絶対にわかる組み込みソフトウェア 5: C言語で7セグLED点灯制御

組み込みソフトウェア

Raspberry Pi(ラズペリーパイ)を使い、組み込みソフトウェアを理解する入門シリーズ第6回。

今回は、C言語を使って7セグLEDを点灯します。
組み込みソフトウェアを作るスキルを習得するのが目的であれば、ライブラリの使用は極力控え、下層レベルの処理を自ら書けるようになる目標を持つべきだと思います。

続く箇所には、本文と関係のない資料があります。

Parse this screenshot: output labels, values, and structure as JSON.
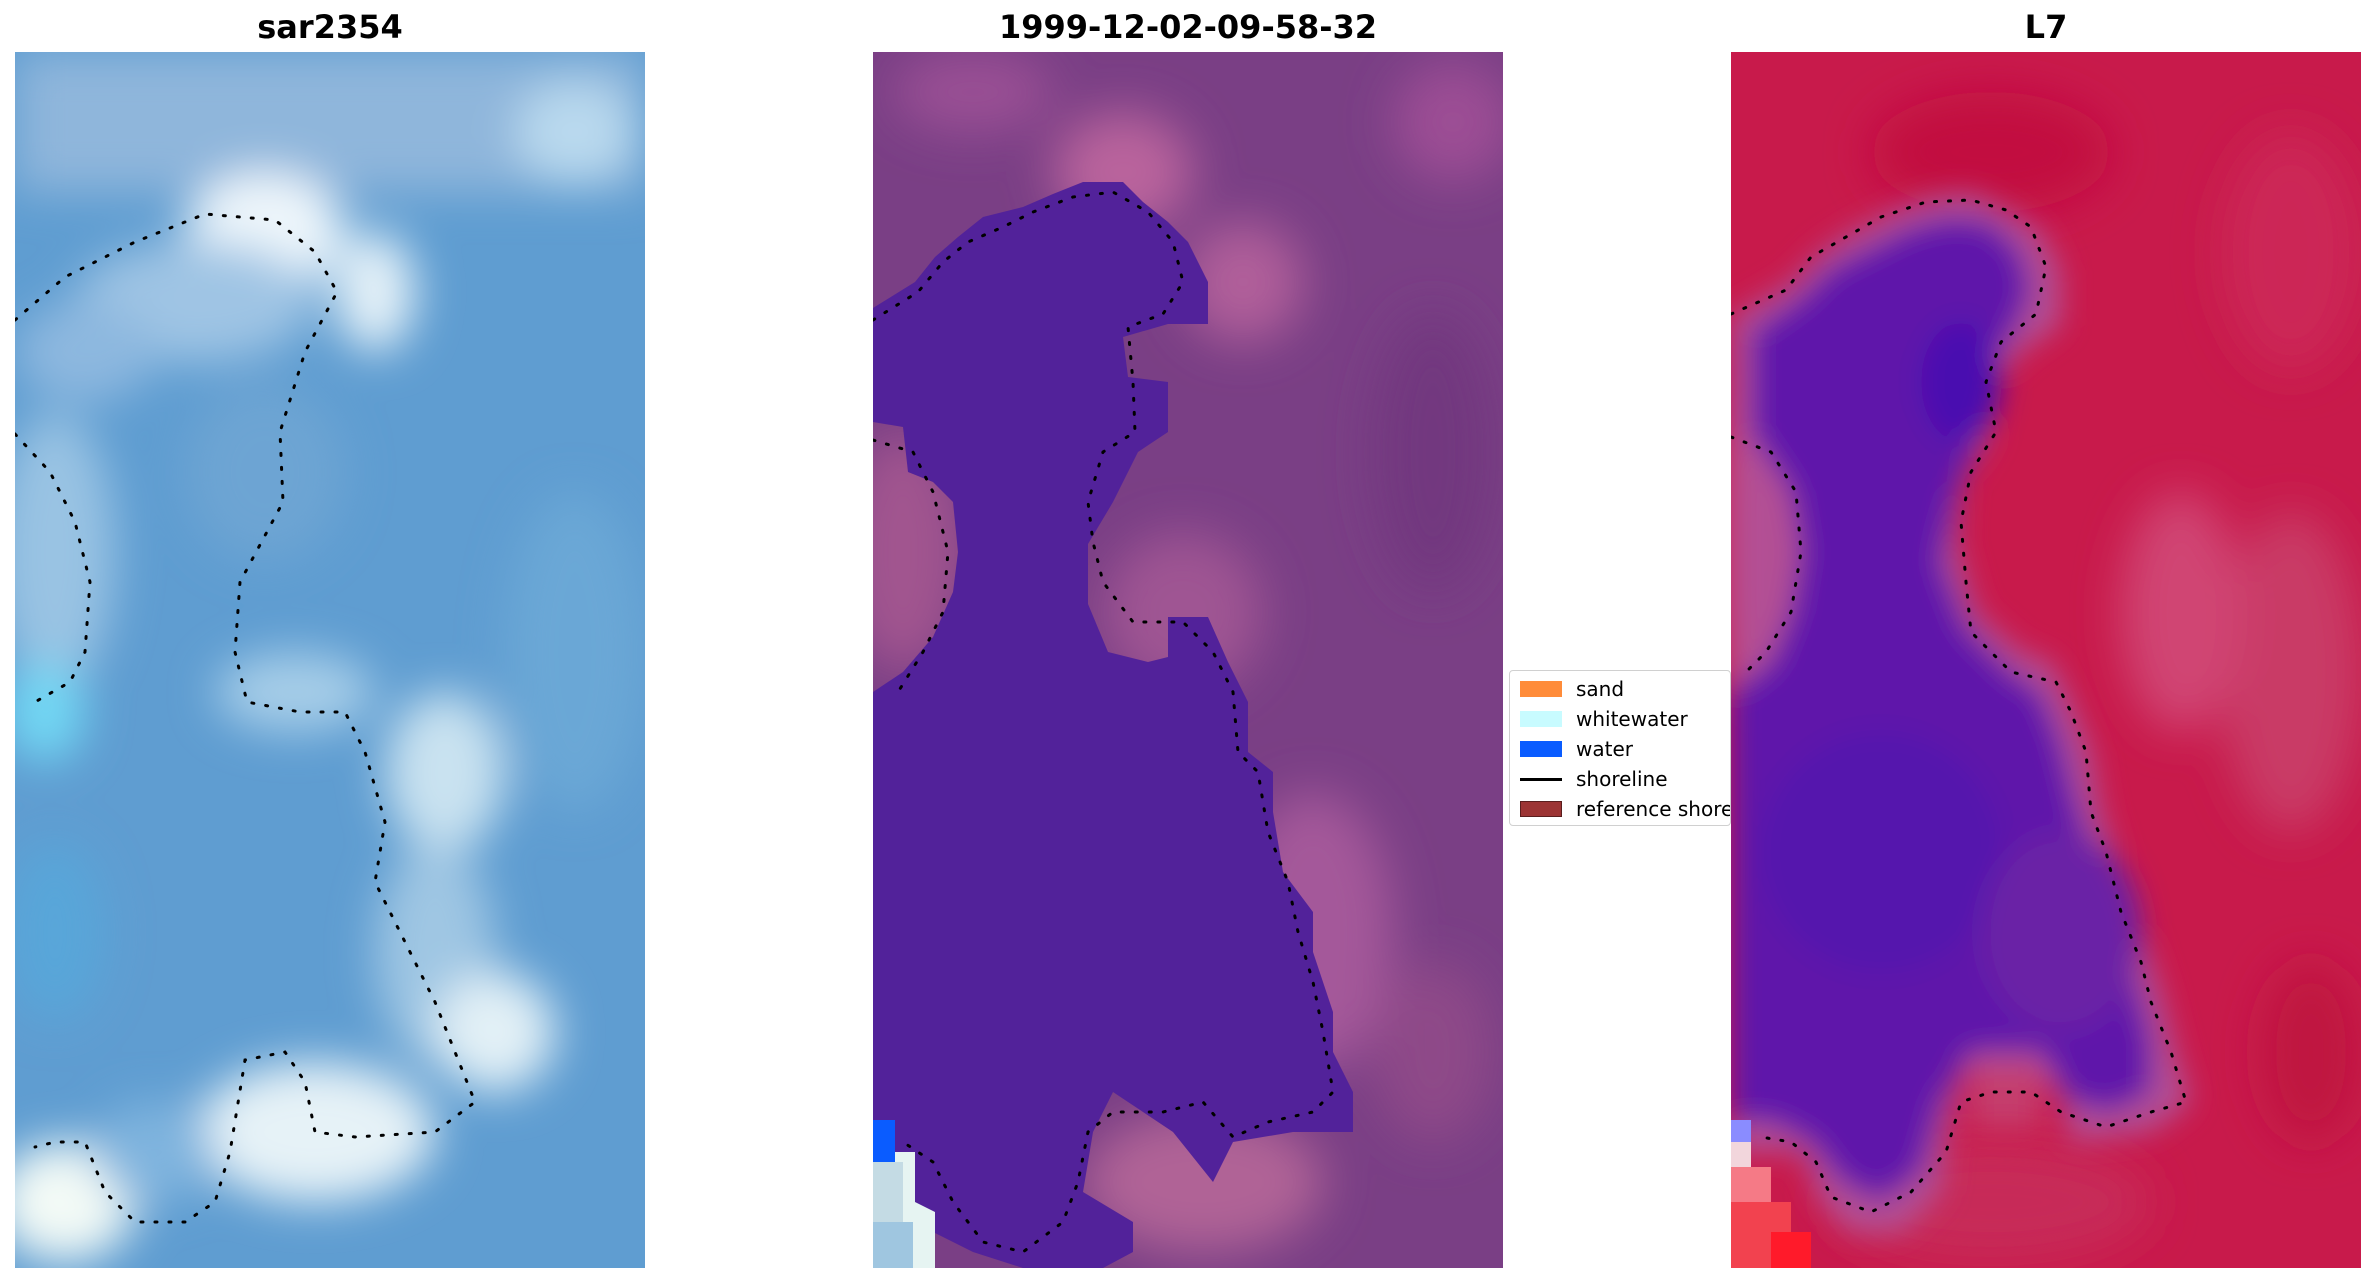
{
  "panels": [
    {
      "title": "sar2354",
      "kind": "rgb"
    },
    {
      "title": "1999-12-02-09-58-32",
      "kind": "classified"
    },
    {
      "title": "L7",
      "kind": "index"
    }
  ],
  "legend": {
    "items": [
      {
        "label": "sand",
        "color": "#ff8c3a",
        "type": "patch"
      },
      {
        "label": "whitewater",
        "color": "#c8fbff",
        "type": "patch"
      },
      {
        "label": "water",
        "color": "#0a5cff",
        "type": "patch"
      },
      {
        "label": "shoreline",
        "color": "#000000",
        "type": "line"
      },
      {
        "label": "reference shoreline",
        "color": "#9c3434",
        "type": "patch"
      }
    ]
  },
  "colors": {
    "water_class": "#52229a",
    "land_class": "#7e4083",
    "rgb_base": "#5c9bd0",
    "index_land": "#c8174a",
    "index_water": "#5c18a8"
  }
}
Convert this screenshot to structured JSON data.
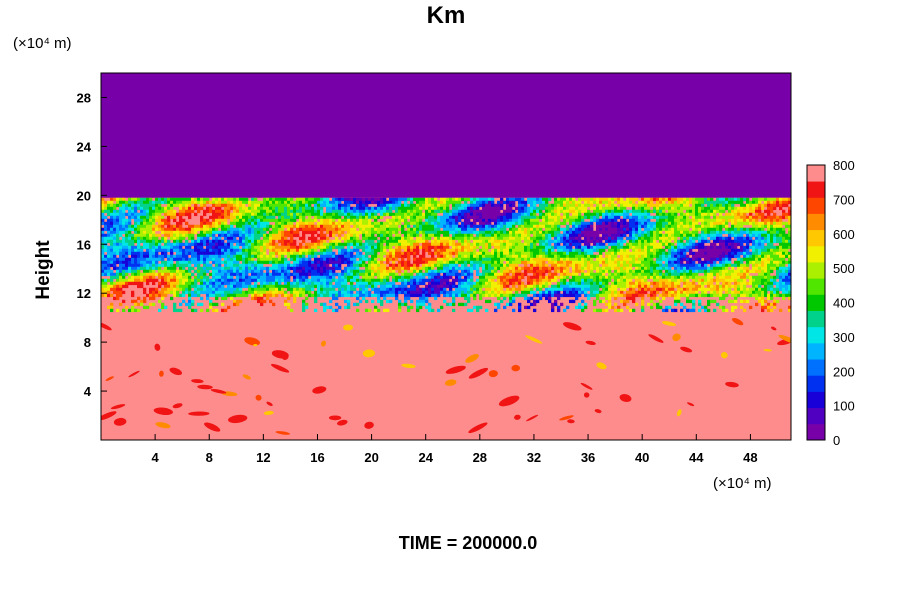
{
  "chart_data": {
    "type": "heatmap",
    "title": "Km",
    "ylabel": "Height",
    "x_unit": "(×10⁴ m)",
    "y_unit": "(×10⁴ m)",
    "x_ticks": [
      "4",
      "8",
      "12",
      "16",
      "20",
      "24",
      "28",
      "32",
      "36",
      "40",
      "44",
      "48"
    ],
    "y_ticks": [
      "4",
      "8",
      "12",
      "16",
      "20",
      "24",
      "28"
    ],
    "xlim": [
      0,
      51
    ],
    "ylim": [
      0,
      30
    ],
    "colorbar": {
      "min": 0,
      "max": 800,
      "tick_labels": [
        "0",
        "100",
        "200",
        "300",
        "400",
        "500",
        "600",
        "700",
        "800"
      ],
      "colors": [
        "#7800a8",
        "#5000c0",
        "#1800d8",
        "#0030f0",
        "#0070ff",
        "#00b4ff",
        "#00e6e6",
        "#00d28c",
        "#00c800",
        "#50e600",
        "#aaf000",
        "#f0f000",
        "#ffc800",
        "#ff8c00",
        "#ff4600",
        "#f01414",
        "#ff8c8c"
      ]
    },
    "regions": [
      {
        "description": "upper layer",
        "y_range": [
          19.8,
          30
        ],
        "value": 0
      },
      {
        "description": "turbulent layer",
        "y_range": [
          10.5,
          19.8
        ],
        "value": "mixed 0-800"
      },
      {
        "description": "lower layer",
        "y_range": [
          0,
          10.5
        ],
        "value": 800
      }
    ],
    "annotation": "TIME = 200000.0"
  }
}
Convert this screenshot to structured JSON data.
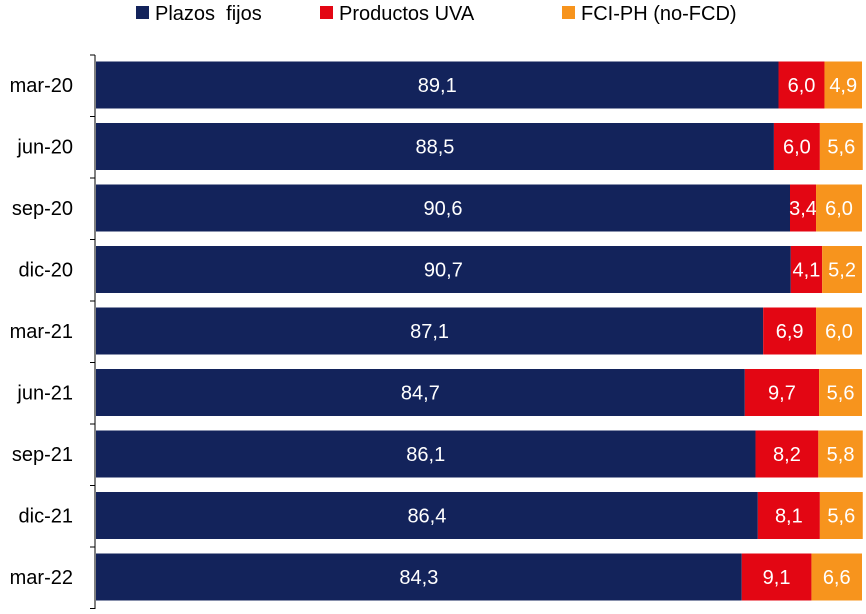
{
  "chart_data": {
    "type": "bar",
    "orientation": "horizontal",
    "stacked": true,
    "title": "",
    "xlabel": "",
    "ylabel": "",
    "xlim": [
      0,
      100
    ],
    "grid": false,
    "legend_position": "top",
    "categories": [
      "mar-20",
      "jun-20",
      "sep-20",
      "dic-20",
      "mar-21",
      "jun-21",
      "sep-21",
      "dic-21",
      "mar-22"
    ],
    "series": [
      {
        "name": "Plazos  fijos",
        "color": "#13235B",
        "values": [
          89.1,
          88.5,
          90.6,
          90.7,
          87.1,
          84.7,
          86.1,
          86.4,
          84.3
        ],
        "labels": [
          "89,1",
          "88,5",
          "90,6",
          "90,7",
          "87,1",
          "84,7",
          "86,1",
          "86,4",
          "84,3"
        ]
      },
      {
        "name": "Productos UVA",
        "color": "#E30613",
        "values": [
          6.0,
          6.0,
          3.4,
          4.1,
          6.9,
          9.7,
          8.2,
          8.1,
          9.1
        ],
        "labels": [
          "6,0",
          "6,0",
          "3,4",
          "4,1",
          "6,9",
          "9,7",
          "8,2",
          "8,1",
          "9,1"
        ]
      },
      {
        "name": "FCI-PH (no-FCD)",
        "color": "#F7941D",
        "values": [
          4.9,
          5.6,
          6.0,
          5.2,
          6.0,
          5.6,
          5.8,
          5.6,
          6.6
        ],
        "labels": [
          "4,9",
          "5,6",
          "6,0",
          "5,2",
          "6,0",
          "5,6",
          "5,8",
          "5,6",
          "6,6"
        ]
      }
    ]
  }
}
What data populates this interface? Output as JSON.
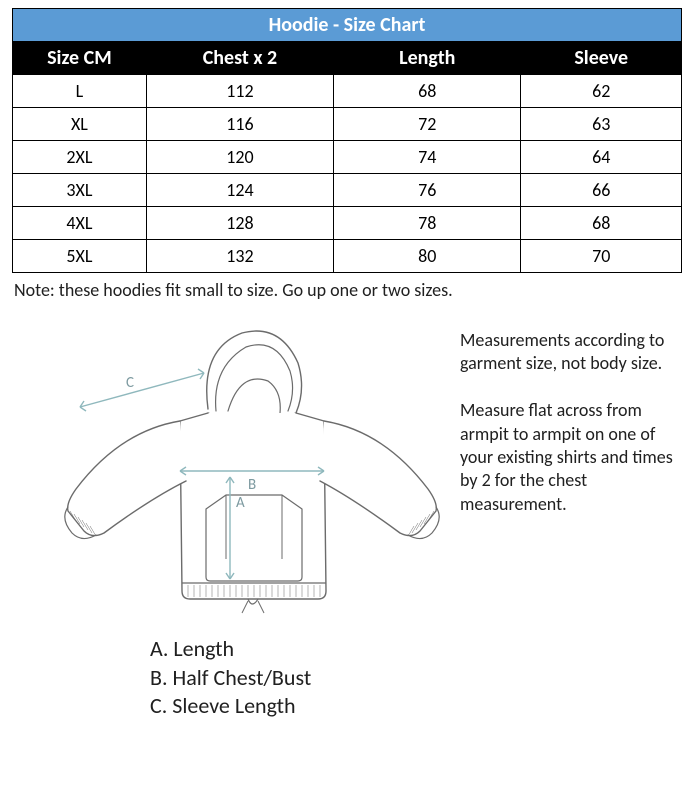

この記事はそのような方に向けた情報にしていますので、WiringPiを使わずに書きました
WiringPiというライブラリと使えば、レジスタを触ることなく簡単にGPIOが制御できますが、最初からこのようなライブラリに頼ったソースコードを書く癖がつくと、どのように制御しているかと言う肝の部分が理解できず、応用が効かないエンジニアになります。

今回は、極力原始的なソースコードを書きました。
仕組みがわかったら、その上でライブラリを上手く利用して効率よく良くコードをプログラム作成をすれば良いと思います。

また、ソースコードの説明を書いていますが、C言語を習得している事を前提としているので、C言語そのものについての詳細説明は割愛しています。
C言語を学習するにあたり、私がバイブルと思っている学習本を最後に紹介していますので、そちらを御覧下さい。名著です。

ラズパイと7セグLEDの接続方法については、こちらを御覧下さい。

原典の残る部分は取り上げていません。